Similarly in June 1310 the King sent out a number of letters to the heads of religious houses, requesting the “loan” of various amounts of victuals for his Scottish expedition, and among the houses upon whom this call was made were the nunneries of Catesby, Elstow, St Mary’s Winchester, Romsey, Wherwell, Barking, Nuneaton, Shaftesbury and Wilton[576].
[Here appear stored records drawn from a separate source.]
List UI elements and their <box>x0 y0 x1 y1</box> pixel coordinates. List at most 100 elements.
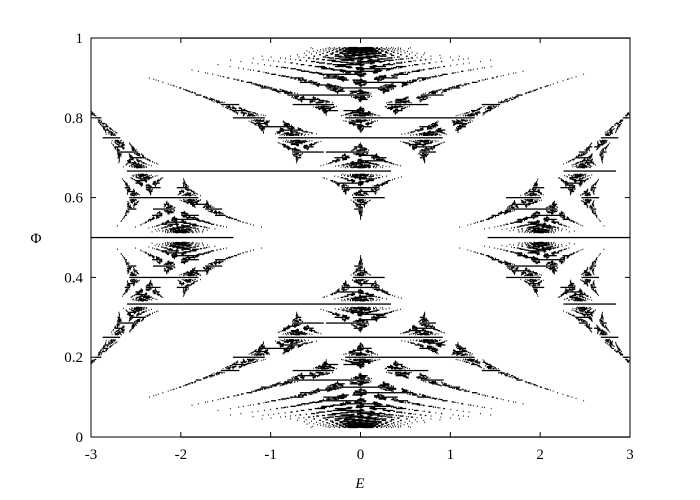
spectrum-band <box>229 217 231 219</box>
spectrum-band <box>103 124 104 126</box>
spectrum-band <box>525 267 527 269</box>
spectrum-band <box>560 179 564 182</box>
spectrum-band <box>526 191 528 194</box>
spectrum-band <box>208 246 210 248</box>
spectrum-band <box>360 106 362 108</box>
spectrum-band <box>360 285 362 287</box>
spectrum-band <box>343 298 345 301</box>
spectrum-band <box>455 72 457 74</box>
spectrum-band <box>181 260 183 262</box>
spectrum-band <box>291 345 294 347</box>
spectrum-band <box>410 416 414 418</box>
spectrum-band <box>360 326 365 328</box>
spectrum-band <box>148 190 153 193</box>
spectrum-band <box>299 414 302 416</box>
spectrum-band <box>318 365 321 367</box>
spectrum-band <box>612 345 614 347</box>
spectrum-band <box>149 219 152 222</box>
spectrum-band <box>419 157 426 159</box>
spectrum-band <box>127 265 137 267</box>
spectrum-band <box>532 191 534 194</box>
spectrum-band <box>332 106 335 108</box>
spectrum-band <box>308 408 312 411</box>
spectrum-band <box>336 423 339 425</box>
spectrum-band <box>157 260 158 263</box>
spectrum-band <box>316 52 317 54</box>
spectrum-band <box>547 262 551 265</box>
spectrum-band <box>539 283 541 286</box>
spectrum-band <box>563 248 566 250</box>
spectrum-band <box>414 54 416 57</box>
spectrum-band <box>344 153 346 155</box>
spectrum-band <box>500 75 502 77</box>
spectrum-band <box>379 412 382 414</box>
spectrum-band <box>120 140 121 142</box>
spectrum-band <box>372 185 374 187</box>
spectrum-band <box>136 296 139 299</box>
spectrum-band <box>128 288 130 290</box>
spectrum-band <box>404 376 409 378</box>
spectrum-band <box>504 213 506 215</box>
spectrum-band <box>298 394 308 396</box>
spectrum-band <box>584 194 588 196</box>
spectrum-band <box>483 254 485 256</box>
spectrum-band <box>591 270 595 272</box>
spectrum-band <box>236 360 238 362</box>
spectrum-band <box>554 243 556 245</box>
spectrum-band <box>183 189 184 192</box>
spectrum-band <box>394 361 398 363</box>
spectrum-band <box>391 50 393 52</box>
spectrum-band <box>368 307 371 309</box>
spectrum-band <box>546 227 551 229</box>
spectrum-band <box>112 129 114 131</box>
spectrum-band <box>416 395 418 397</box>
spectrum-band <box>443 383 447 385</box>
spectrum-band <box>358 190 377 193</box>
spectrum-band <box>584 320 586 322</box>
spectrum-band <box>323 50 325 52</box>
spectrum-band <box>210 99 212 102</box>
spectrum-band <box>546 210 548 212</box>
spectrum-band <box>192 249 197 251</box>
spectrum-band <box>337 64 347 67</box>
spectrum-band <box>569 288 572 290</box>
spectrum-band <box>569 296 578 299</box>
spectrum-band <box>377 359 379 361</box>
spectrum-band <box>599 253 601 255</box>
spectrum-band <box>593 199 595 202</box>
spectrum-band <box>313 377 315 379</box>
spectrum-band <box>367 377 370 379</box>
spectrum-band <box>407 96 409 98</box>
spectrum-band <box>319 51 321 53</box>
spectrum-band <box>126 170 392 172</box>
spectrum-band <box>332 160 340 162</box>
spectrum-band <box>257 403 260 405</box>
spectrum-band <box>328 57 334 59</box>
spectrum-band <box>151 189 152 192</box>
spectrum-band <box>217 398 219 401</box>
spectrum-band <box>185 256 196 259</box>
spectrum-band <box>452 414 454 416</box>
spectrum-band <box>408 64 410 67</box>
spectrum-band <box>591 320 593 322</box>
spectrum-band <box>108 132 110 134</box>
spectrum-band <box>358 98 368 101</box>
spectrum-band <box>381 49 383 51</box>
spectrum-band <box>588 279 590 281</box>
spectrum-band <box>360 375 366 378</box>
spectrum-band <box>336 388 340 390</box>
spectrum-band <box>126 203 130 205</box>
spectrum-band <box>600 137 619 139</box>
spectrum-band <box>297 315 299 317</box>
spectrum-band <box>254 353 257 355</box>
spectrum-band <box>136 177 139 179</box>
spectrum-band <box>114 325 116 327</box>
spectrum-band <box>437 345 441 347</box>
spectrum-band <box>106 128 108 130</box>
spectrum-band <box>360 284 363 286</box>
spectrum-band <box>489 256 491 258</box>
spectrum-band <box>280 330 282 333</box>
spectrum-band <box>205 208 223 210</box>
spectrum-band <box>343 283 346 286</box>
spectrum-band <box>289 77 304 79</box>
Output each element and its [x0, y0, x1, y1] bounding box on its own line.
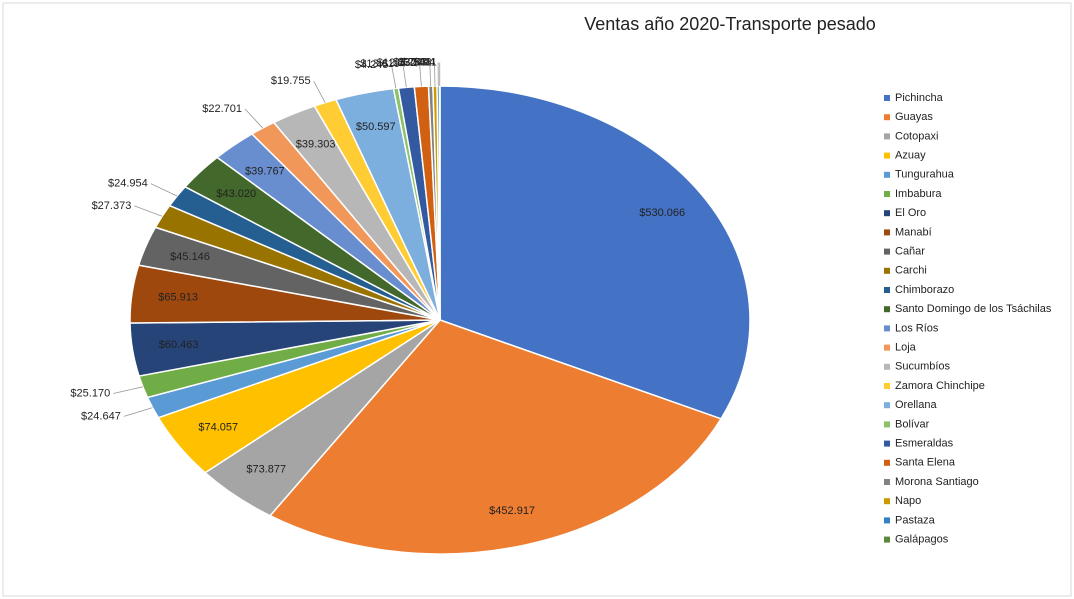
legend-swatch: [884, 267, 890, 274]
data-label: $27.373: [92, 200, 132, 212]
legend-swatch: [884, 152, 890, 159]
data-label: $24.954: [108, 178, 148, 190]
data-label: $39.303: [296, 139, 336, 151]
data-label: $74.057: [198, 421, 238, 433]
data-label: $2.094: [401, 57, 435, 69]
legend-label: Imbabura: [895, 188, 942, 200]
legend-label: Chimborazo: [895, 284, 954, 296]
legend-swatch: [884, 325, 890, 332]
leader-line: [429, 62, 432, 87]
legend-swatch: [884, 95, 890, 101]
legend-label: Pastaza: [895, 514, 936, 526]
leader-line: [402, 64, 407, 88]
data-label: $65.913: [158, 292, 198, 304]
legend-label: Morona Santiago: [895, 476, 979, 488]
legend-swatch: [884, 133, 890, 140]
legend-label: Pichincha: [895, 92, 944, 104]
data-label: $25.170: [70, 387, 110, 399]
legend-label: Guayas: [895, 111, 933, 123]
data-label: $73.877: [246, 463, 286, 475]
legend-swatch: [884, 363, 890, 370]
legend-label: Azuay: [895, 150, 926, 162]
legend-swatch: [884, 498, 890, 505]
legend-label: Orellana: [895, 399, 937, 411]
leader-line: [244, 108, 264, 129]
legend-label: Esmeraldas: [895, 438, 954, 450]
legend-label: Galápagos: [895, 534, 949, 546]
leader-line: [391, 65, 397, 89]
legend-label: Manabí: [895, 226, 932, 238]
legend-swatch: [884, 114, 890, 121]
data-label: $4.245: [355, 59, 389, 71]
legend-label: Cotopaxi: [895, 130, 938, 142]
legend-label: Napo: [895, 495, 921, 507]
legend-label: Zamora Chinchipe: [895, 380, 985, 392]
legend-swatch: [884, 479, 890, 485]
data-label: $43.020: [216, 188, 256, 200]
legend-swatch: [884, 306, 890, 313]
leader-line: [113, 386, 143, 394]
leader-line: [134, 205, 163, 217]
pie-slice: [439, 85, 751, 420]
legend-label: Tungurahua: [895, 169, 955, 181]
chart-title: Ventas año 2020-Transporte pesado: [584, 14, 876, 34]
legend-swatch: [884, 171, 890, 178]
legend-swatch: [884, 229, 890, 236]
leader-line: [150, 183, 178, 197]
legend-swatch: [884, 421, 890, 428]
data-label: $50.597: [356, 121, 396, 133]
legend-label: Sucumbíos: [895, 361, 951, 373]
data-label: $12.132: [377, 57, 417, 69]
data-label: $530.066: [639, 207, 685, 219]
legend-swatch: [884, 287, 890, 293]
legend-swatch: [884, 517, 890, 524]
legend-swatch: [884, 210, 890, 217]
legend-swatch: [884, 191, 890, 197]
data-label: $19.755: [271, 75, 311, 87]
data-label: $3.508: [398, 57, 432, 69]
legend-label: Santo Domingo de los Tsáchilas: [895, 303, 1052, 315]
legend-label: Santa Elena: [895, 457, 956, 469]
legend-label: Los Ríos: [895, 322, 939, 334]
data-label: $24.647: [81, 410, 121, 422]
data-label: $45.146: [170, 251, 210, 263]
legend-label: Loja: [895, 342, 917, 354]
legend-label: Bolívar: [895, 418, 930, 430]
legend-label: Carchi: [895, 265, 927, 277]
data-label: $3.783: [393, 57, 427, 69]
data-label: $22.701: [202, 103, 242, 115]
legend-swatch: [884, 344, 890, 351]
legend-swatch: [884, 402, 890, 409]
pie-slice: [268, 319, 723, 555]
legend-swatch: [884, 440, 890, 447]
leader-line: [419, 63, 422, 87]
data-label: $60.463: [159, 339, 199, 351]
leader-line: [313, 80, 326, 103]
legend-swatch: [884, 248, 890, 255]
data-label: $452.917: [489, 505, 535, 517]
data-label: $39.767: [245, 165, 285, 177]
legend-swatch: [884, 383, 890, 389]
legend-label: El Oro: [895, 207, 926, 219]
data-label: $13.619: [360, 58, 400, 70]
legend-label: Cañar: [895, 246, 925, 258]
legend-swatch: [884, 459, 890, 466]
legend-swatch: [884, 536, 890, 543]
leader-line: [123, 407, 153, 417]
data-label: $411: [413, 57, 437, 69]
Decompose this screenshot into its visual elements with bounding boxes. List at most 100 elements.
The nunneries also suffered considerable pecuniary loss by the right possessed in certain cases by the patron of a house, to take the profits of its temporalities during voidance through the death or resignation of its superior, sometimes enjoying them himself and sometimes granting the custody of the house to someone else[577]. It is obvious that serious loss might be entailed upon the community, if the patron refrained for some time from granting his congé d’élire. It was for this reason that the Convent of Whiston wrote in 1308 to the Bishop-elect of Worcester, their patron, praying that “considering the smallness of the possessions of the nuns of Whiston, in his patronage, which compelled the nuns formerly to beg, and for the honour of religion and the frailness of the female sex” he would grant them licence to elect a new prioress and would confirm the same election; and the Prior of Worcester also addressed a letter to the commissary-general on their behalf[578]. The King exercised with great regularity his rights of patronage, and the direct pecuniary loss, sustained by a house in being deprived of the profits of its temporalities, seems to have been the least of the evils which resulted, if the state of affairs described in the petition addressed to the crown by the Abbess and Convent of Shaftesbury in 1382 was at all common. After a moving description of the straits to which they were reduced[579], they begged that the King would, on future occasions of voidance, allow the community to retain the administration of the Abbey and of its temporalities, rendering the value thereof to the King while the voidance lasted, so that no escheator, sheriff or other officer should have power to meddle with them:
understanding, most redoubtable lord, that by means of your grace in this matter great relief and amendment, please God, shall come to your same house, and no damage can ensue to you or to your heirs, nor to any other, save only to your officers, who in such times of voidance are wont to make great destructions and wastes and to take therefrom great and divers profits to their own use, whence nothing cometh to your use, as long as the said voidance endures, if only for a short time[580].